How to Identify and Avoid Predatory Loans

For Credit Education Month 2022, we decided to focus on the link between credit and debt – two subjects that often go hand in hand. For this week’s article, we’re talking about loans, and specifically how to identify and avoid predatory ones.

Sometimes it feels like we’re being bombarded with credit deals. Credit card offers mailed to your home, “no credit, no problem” car lots, payday lending ads, and more. But what are some clues that these offers might be predatory?

If the loan offer seems too good to be true, it probably is. Look for the catch before signing any agreement — the price for speed and convenience may be high fees, getting trapped in a cycle of debt or being forced to give up your assets. This often includes offers that seem surprisingly easy to get approved for. For example, if a lender promises not to check your credit before offering a loan, they are most likely making up for that risk by charging high rates or structuring loans with high upfront fees.

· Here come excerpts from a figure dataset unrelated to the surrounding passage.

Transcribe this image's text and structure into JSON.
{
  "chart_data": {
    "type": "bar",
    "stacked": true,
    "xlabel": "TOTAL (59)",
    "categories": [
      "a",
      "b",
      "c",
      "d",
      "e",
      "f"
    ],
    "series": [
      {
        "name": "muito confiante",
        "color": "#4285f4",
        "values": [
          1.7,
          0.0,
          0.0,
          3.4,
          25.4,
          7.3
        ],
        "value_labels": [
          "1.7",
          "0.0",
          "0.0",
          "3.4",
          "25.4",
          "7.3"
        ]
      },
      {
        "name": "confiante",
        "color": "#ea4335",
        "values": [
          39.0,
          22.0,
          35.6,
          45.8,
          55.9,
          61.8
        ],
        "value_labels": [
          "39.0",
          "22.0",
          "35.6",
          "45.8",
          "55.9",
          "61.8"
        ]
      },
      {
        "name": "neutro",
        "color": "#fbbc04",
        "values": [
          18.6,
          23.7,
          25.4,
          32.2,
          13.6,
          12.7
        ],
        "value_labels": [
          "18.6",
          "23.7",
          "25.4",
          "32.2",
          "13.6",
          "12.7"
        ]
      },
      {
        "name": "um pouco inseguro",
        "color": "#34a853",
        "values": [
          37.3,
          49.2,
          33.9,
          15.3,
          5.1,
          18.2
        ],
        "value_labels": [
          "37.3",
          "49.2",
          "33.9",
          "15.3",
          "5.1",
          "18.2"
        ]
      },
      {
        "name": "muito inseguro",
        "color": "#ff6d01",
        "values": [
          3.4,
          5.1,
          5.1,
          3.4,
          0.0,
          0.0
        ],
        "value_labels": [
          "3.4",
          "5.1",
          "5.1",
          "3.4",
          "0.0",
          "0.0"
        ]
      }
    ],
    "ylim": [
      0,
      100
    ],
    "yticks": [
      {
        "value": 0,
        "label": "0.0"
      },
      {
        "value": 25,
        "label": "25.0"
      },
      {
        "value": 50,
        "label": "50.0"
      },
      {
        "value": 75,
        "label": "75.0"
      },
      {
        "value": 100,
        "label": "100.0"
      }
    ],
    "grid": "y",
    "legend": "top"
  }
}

Avoid balloon or lump sum payments, and instead opt for fixed monthly payments. A balloon payment plan leaves you paying small payments that increasingly grow until a very large amount is due at the end of the loan term, increasing the chances that you might not be able to pay it off.

A good lender will report on-time loan payments to at least one of the three main credit bureaus, which allows the borrower to earn a better credit score and lengthen credit history. If this isn’t the case, do some research and choose a different option for your loan.

Not long ago, having access to credit was a serious problem for women, low income people, and communities of color. This has shifted more recently to be an issue of what types of credit and lending are offered. What is often referred to as fringe lending practices are much more pervasive in low income neighborhoods and through targeted advertising.

At the end of the day, the best thing you can do when choosing a loan product is proceed with caution – read the fine print, be aware of common pit falls, and research your lender.